While the subject does sometimes pronounce the /th/ sounds as [θ] and [ð] (ex: [ˈmaʊθ] “mouth” [ðæt] “that”), she also sometimes pronounces them as [s] (ex: [noʊsə] “north”), [z] (ex: [zɛɚ] “there”), or [d] (ex: [dɪs] “this”). While the use of [d] as a substitute for [ð] might lead one to expect [t] to be used as a substitute for [θ], this has not been observed. Substituting [d] or [z] for [ð] is more common than substituting [s] for [θ].
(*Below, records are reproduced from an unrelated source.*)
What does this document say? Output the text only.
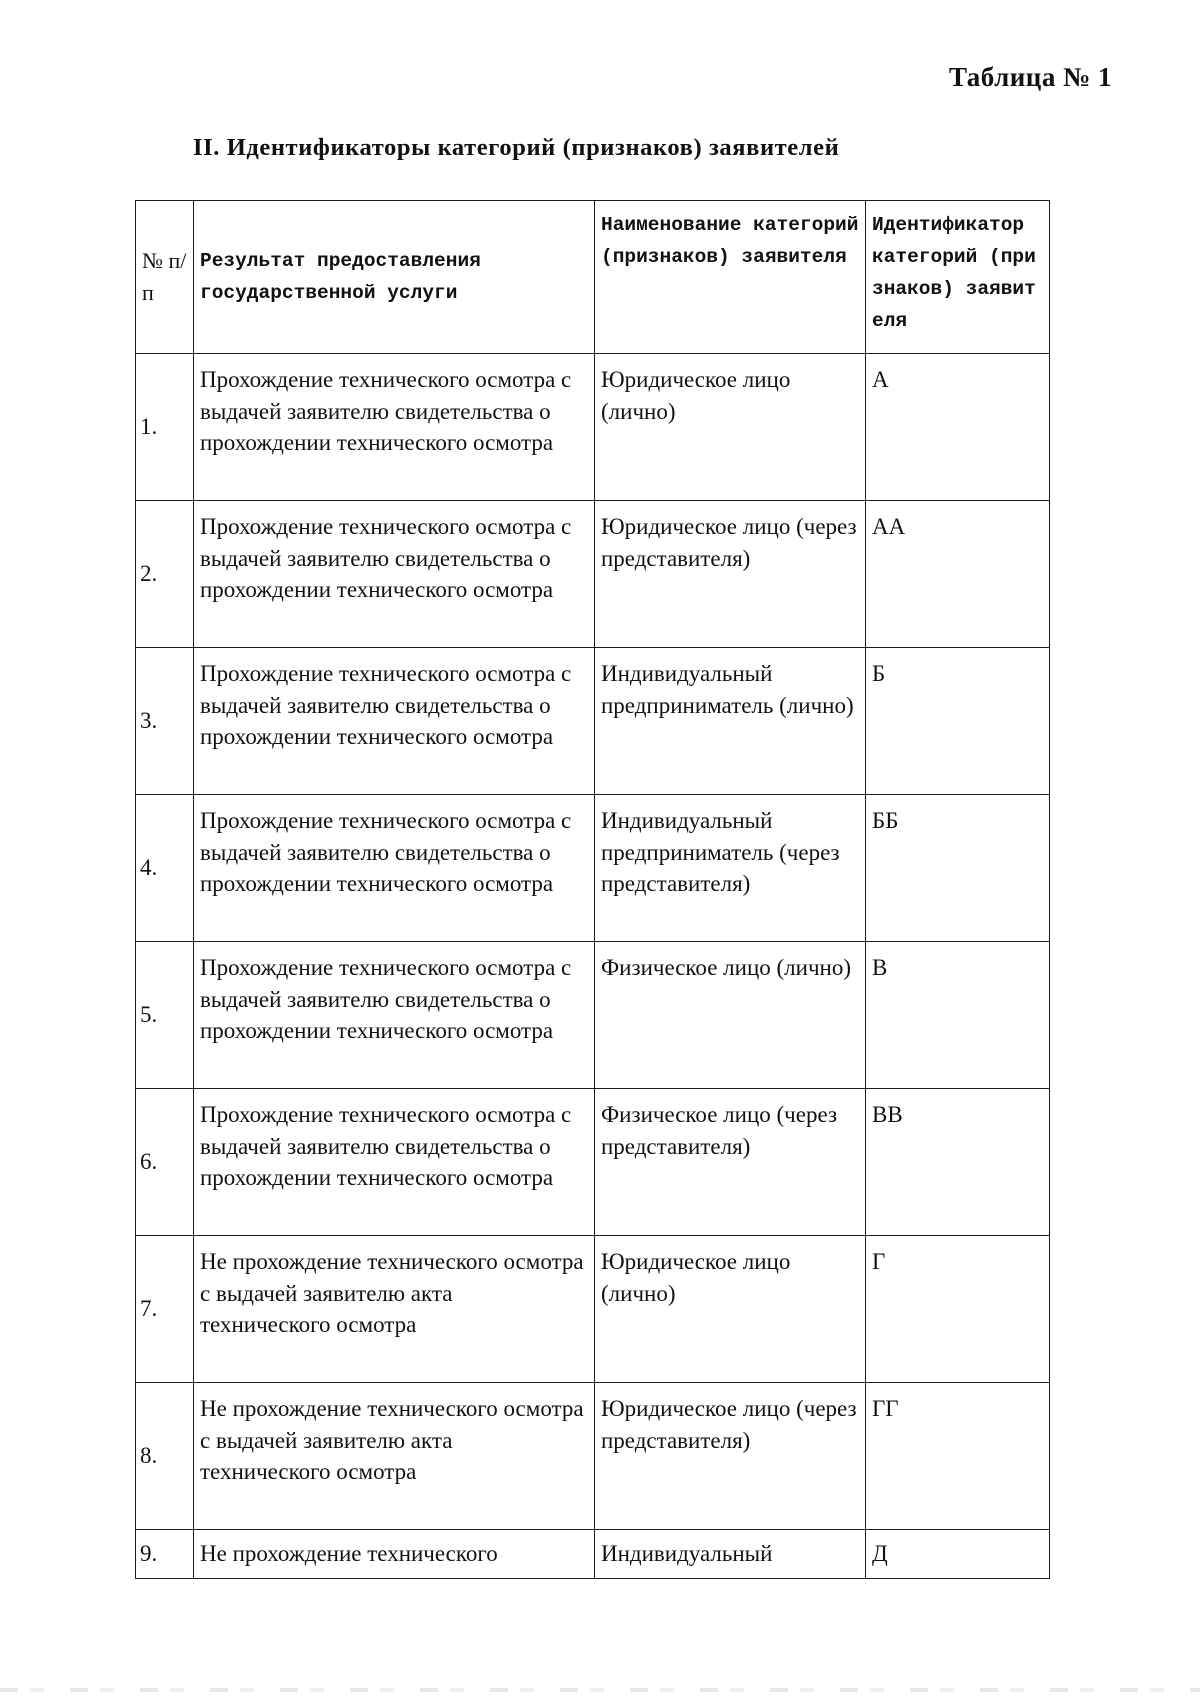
Таблица № 1
II. Идентификаторы категорий (признаков) заявителей
№ п/п	Результат предоставления государственной услуги	Наименование категорий (признаков) заявителя	Идентификатор категорий (признаков) заявителя

1.	Прохождение технического осмотра с выдачей заявителю свидетельства о прохождении технического осмотра	Юридическое лицо (лично)	А

2.	Прохождение технического осмотра с выдачей заявителю свидетельства о прохождении технического осмотра	Юридическое лицо (через представителя)	АА

3.	Прохождение технического осмотра с выдачей заявителю свидетельства о прохождении технического осмотра	Индивидуальный предприниматель (лично)	Б

4.	Прохождение технического осмотра с выдачей заявителю свидетельства о прохождении технического осмотра	Индивидуальный предприниматель (через представителя)	ББ

5.	Прохождение технического осмотра с выдачей заявителю свидетельства о прохождении технического осмотра	Физическое лицо (лично)	В

6.	Прохождение технического осмотра с выдачей заявителю свидетельства о прохождении технического осмотра	Физическое лицо (через представителя)	ВВ

7.	Не прохождение технического осмотра с выдачей заявителю акта технического осмотра	Юридическое лицо (лично)	Г

8.	Не прохождение технического осмотра с выдачей заявителю акта технического осмотра	Юридическое лицо (через представителя)	ГГ

9.	Не прохождение технического	Индивидуальный	Д
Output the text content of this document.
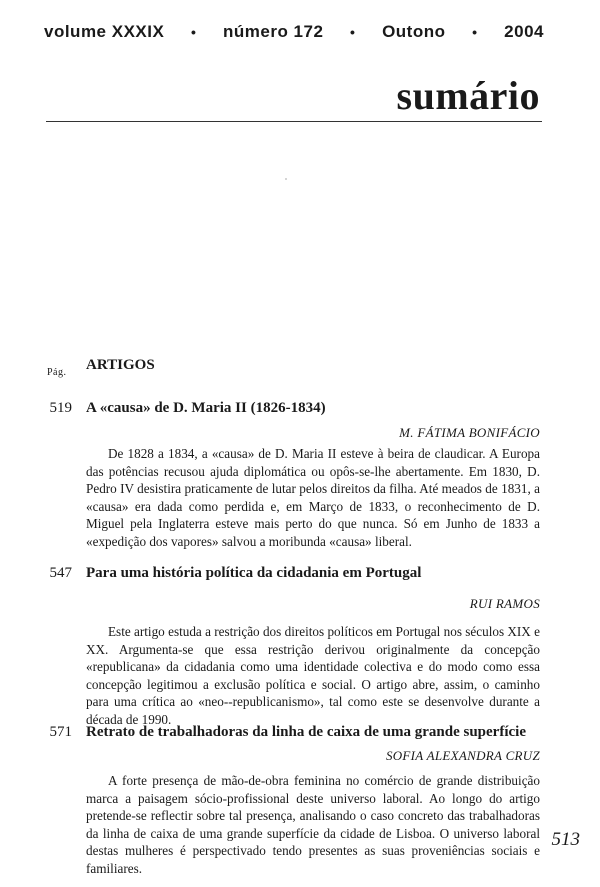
volume XXXIX • número 172 • Outono • 2004
sumário
Pág. ARTIGOS
519 A «causa» de D. Maria II (1826-1834)
M. FÁTIMA BONIFÁCIO

De 1828 a 1834, a «causa» de D. Maria II esteve à beira de claudicar. A Europa das potências recusou ajuda diplomática ou opôs-se-lhe abertamente. Em 1830, D. Pedro IV desistira praticamente de lutar pelos direitos da filha. Até meados de 1831, a «causa» era dada como perdida e, em Março de 1833, o reconhecimento de D. Miguel pela Inglaterra esteve mais perto do que nunca. Só em Junho de 1833 a «expedição dos vapores» salvou a moribunda «causa» liberal.

547 Para uma história política da cidadania em Portugal
RUI RAMOS

Este artigo estuda a restrição dos direitos políticos em Portugal nos séculos XIX e XX. Argumenta-se que essa restrição derivou originalmente da concepção «republicana» da cidadania como uma identidade colectiva e do modo como essa concepção legitimou a exclusão política e social. O artigo abre, assim, o caminho para uma crítica ao «neo--republicanismo», tal como este se desenvolve durante a década de 1990.

571 Retrato de trabalhadoras da linha de caixa de uma grande superfície
SOFIA ALEXANDRA CRUZ

A forte presença de mão-de-obra feminina no comércio de grande distribuição marca a paisagem sócio-profissional deste universo laboral. Ao longo do artigo pretende-se reflectir sobre tal presença, analisando o caso concreto das trabalhadoras da linha de caixa de uma grande superfície da cidade de Lisboa. O universo laboral destas mulheres é perspectivado tendo presentes as suas proveniências sociais e familiares.

513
“Kit” words are often, but not always, pronounced with an [i] vowel, rather than [ɪ] (ex: [pɛniˈsilin] “penicillin”).

[v] is often, but not always, substituted with [b] (ex: [geɪb] “gave” [bɛtʰəˈna˞li] “veterinary”).

“W”s appearing before [u], and [ʊ] are sometimes dropped, and a glottal stop is added before the vowel (ex: [ˈʔumɐn] “woman” [ˈʔʊd˺] “would,”). With regard to the initial vowel in “woman,” this appears to be peculiar to this word. In other words where General American would use the [ʌ] vowel, the subject primarily uses [ʌ] (ex: [mʌt͡ʃ] “much” [bʌt] “but”).

[f] is sometimes pronounced [ɸ] (ex: [ɸeɪs] “face”). This happens exclusively with initial [f] sounds.

Stress is largely as one would expect from a native English speaker, which is not surprising as the subject works as an English teacher and is regularly in the company of native English speakers. However, there are a few instances where stress is placed on the wrong syllable (ex: [dɪsˈtɹʷɪkt] “district”), or more often, where every syllable in a word bears equal stress (ex: [animal] “animal”).